Она сказала, что необязательно делать выставку у нее в галерее, что она может предложить и более заманчивые пространства. После этого она действительно предложила целый веер пространств, и мы постоянно ездили осматривать их. Каждое предложение было лучше, чем предыдущее. Первое предложение – колоссальный роскошный ангар. Второе предложение – довольно просторная церковь. То есть еще круче, чем ангар. Третье предложение – загадочный маленький остров на Дунае, даже, скорее, островок, полностью закатанный в бетон, на котором находилось только несколько фонарей и больше ничего: пятачок асфальтированной земли, овальный, длинный – нефункциональное пространство с видом на грандиозный завод, дизайнированный Хундертвассером и громоздящийся на Дунае. Это место нам показалось роскошным.

Каждый раз, когда она нам показывала очередное место, мы соглашались.

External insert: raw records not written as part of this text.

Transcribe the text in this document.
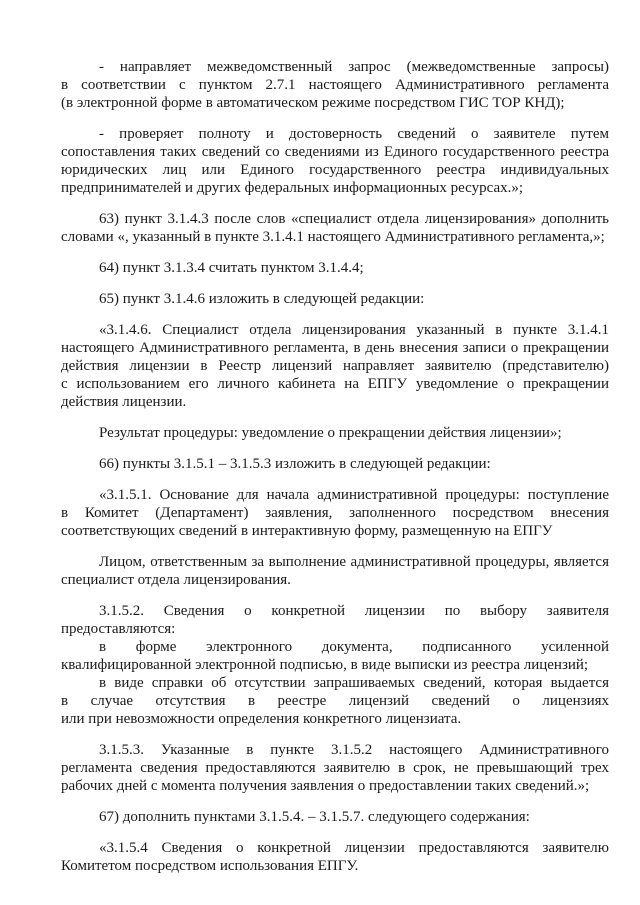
- направляет межведомственный запрос (межведомственные запросы)
в соответствии с пунктом 2.7.1 настоящего Административного регламента
(в электронной форме в автоматическом режиме посредством ГИС ТОР КНД);
- проверяет полноту и достоверность сведений о заявителе путем
сопоставления таких сведений со сведениями из Единого государственного реестра
юридических лиц или Единого государственного реестра индивидуальных
предпринимателей и других федеральных информационных ресурсах.»;
63) пункт 3.1.4.3 после слов «специалист отдела лицензирования» дополнить
словами «, указанный в пункте 3.1.4.1 настоящего Административного регламента,»;
64) пункт 3.1.3.4 считать пунктом 3.1.4.4;
65) пункт 3.1.4.6 изложить в следующей редакции:
«3.1.4.6. Специалист отдела лицензирования указанный в пункте 3.1.4.1
настоящего Административного регламента, в день внесения записи о прекращении
действия лицензии в Реестр лицензий направляет заявителю (представителю)
с использованием его личного кабинета на ЕПГУ уведомление о прекращении
действия лицензии.
Результат процедуры: уведомление о прекращении действия лицензии»;
66) пункты 3.1.5.1 – 3.1.5.3 изложить в следующей редакции:
«3.1.5.1. Основание для начала административной процедуры: поступление
в Комитет (Департамент) заявления, заполненного посредством внесения
соответствующих сведений в интерактивную форму, размещенную на ЕПГУ
Лицом, ответственным за выполнение административной процедуры, является
специалист отдела лицензирования.
3.1.5.2. Сведения о конкретной лицензии по выбору заявителя
предоставляются:
в форме электронного документа, подписанного усиленной
квалифицированной электронной подписью, в виде выписки из реестра лицензий;
в виде справки об отсутствии запрашиваемых сведений, которая выдается
в случае отсутствия в реестре лицензий сведений о лицензиях
или при невозможности определения конкретного лицензиата.
3.1.5.3. Указанные в пункте 3.1.5.2 настоящего Административного
регламента сведения предоставляются заявителю в срок, не превышающий трех
рабочих дней с момента получения заявления о предоставлении таких сведений.»;
67) дополнить пунктами 3.1.5.4. – 3.1.5.7. следующего содержания:
«3.1.5.4 Сведения о конкретной лицензии предоставляются заявителю
Комитетом посредством использования ЕПГУ.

Каждый раз, как только мы соглашались, у Гриты Инзам появлялось сомнение в том, что это надо делать. Она удивлялась: «Неужели вы согласны делать выставку в этом ангаре? Он же такой огромный! Неужели вы можете заполнить весь этот ангар? Я сомневаюсь, что вам это понравится». Мы говорим: «Нам очень нравится этот ангар, мы можем его полностью заполнить, мы согласны сделать здесь инсталляцию». На это: «Да? Точно? Ладно, я подумаю». Потом через какое-то время: «Я все-таки решила, что это совершенно неподходящее место, поедемте, я вам покажу невероятную церковь. Вообще-то говоря, эта церковь наверняка вам не подойдет, я уверена, что вы не согласитесь, потому что там слишком пышный барочный интерьер, он будет подавлять вашу инсталляцию. Но все-таки я вам покажу это место». Мы приезжали и заявляли: «Нам очень нравится, мы согласны, мы хотим сделать здесь инсталляцию». Она очень долго переспрашивала: «Точно?» После этого через какое-то время говорила: «Я поняла, что это неподходящее место». Так же точно получилось и с островом. Мы снова согласились, хотя она восклицала: «Вам наверняка не понравится этот убогий бетонный островок! Все, конечно, хотят, и правительство города хочет, чтобы на нем какие-нибудь художники создали какие-нибудь инсталляции, но вы наверняка откажетесь, хотя я была бы очень благодарна и рада, если бы вы согласились». Когда мы оказались на островке, мы сказали: «Нам очень нравится, мы согласны делать здесь инсталляцию». Она тут же засомневалась: «Я, конечно, поняла, что не стоит это делать». Каждый раз это всё происходило очень иррационально, с кокетливыми хохотками, непонятными лукавинками и отводом куда-то глаз, непонятно куда, всё было в духе чего-то непостижимого. При этом всё это очень контрастировало с германским духом Рейнской области, где всё происходило напористо и псевдопедантично, а здесь венский дух, такой кружевной, игривый, очень противоречивый. В результате всё закончилось тем, что мы сделали инсталляцию просто в галерее.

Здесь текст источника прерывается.